À margem do mercado das grandes editoras, escritores anônimos apostaram em formatos digitais e se deram bem
Em um passado não muito distante, o principal alavancador de carreiras literárias na internet eram os blogs. Dessa plataforma saiu uma geração inteira de novos autores quase independentes. Quase, porque muitos precisaram ser encontrados por editoras de renome para que pudessem fazer da literatura profissão. Com a popularização de leitores digitais e a venda de e-books por sites como a Amazon e a loja da Apple, uma etapa pôde ser pulada. Escritores anônimos passaram a disponibilizar suas obras digitalmente, sempre a preços módicos, diretamente nas lojas online.
Desse método nasceram fenômenos da chamada autopublicação. Embora o meio ainda não tenha se popularizado no Brasil, estrelas de diferentes grandezas, dedicadas à literatura jovem-adulta nos EUA, começam a publicar por aqui. Desta vez por intermédio de editoras tradicionais.

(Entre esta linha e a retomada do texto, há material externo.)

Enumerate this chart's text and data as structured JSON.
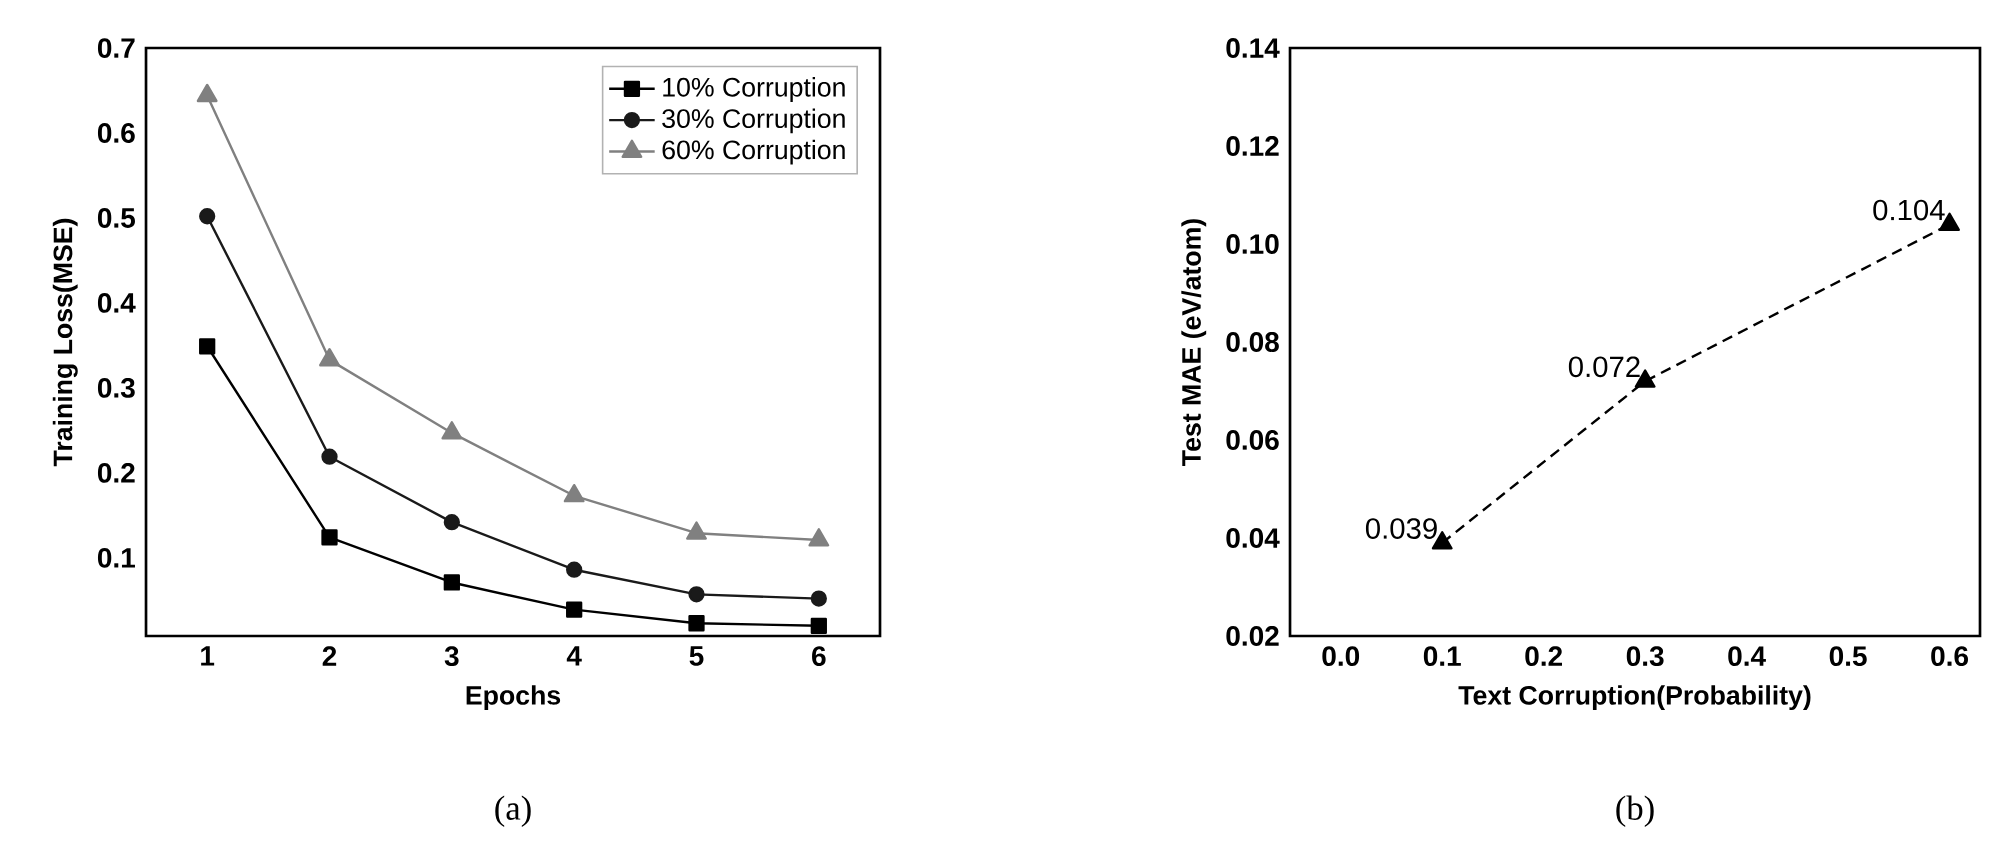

Um dos principais nomes dessa leva é Amanda Hocking, autora de "Trocada" (Rocco), parte da trilogia "Trylle", que será adaptada para o cinema pela corroteirista de "Distrito 9", Terri Tatchell. Pouco mais de três anos depois de publicar por sua conta e risco a saga vampiresca "My blood approves", a americana de 28 anos é hoje comparada a Stephenie Meyer, a autora do megasucesso "Crepúsculo". Lançada em março em português, "Trocada" teve sua primeira tiragem de 10 mil exemplares esgotada em apenas duas semanas.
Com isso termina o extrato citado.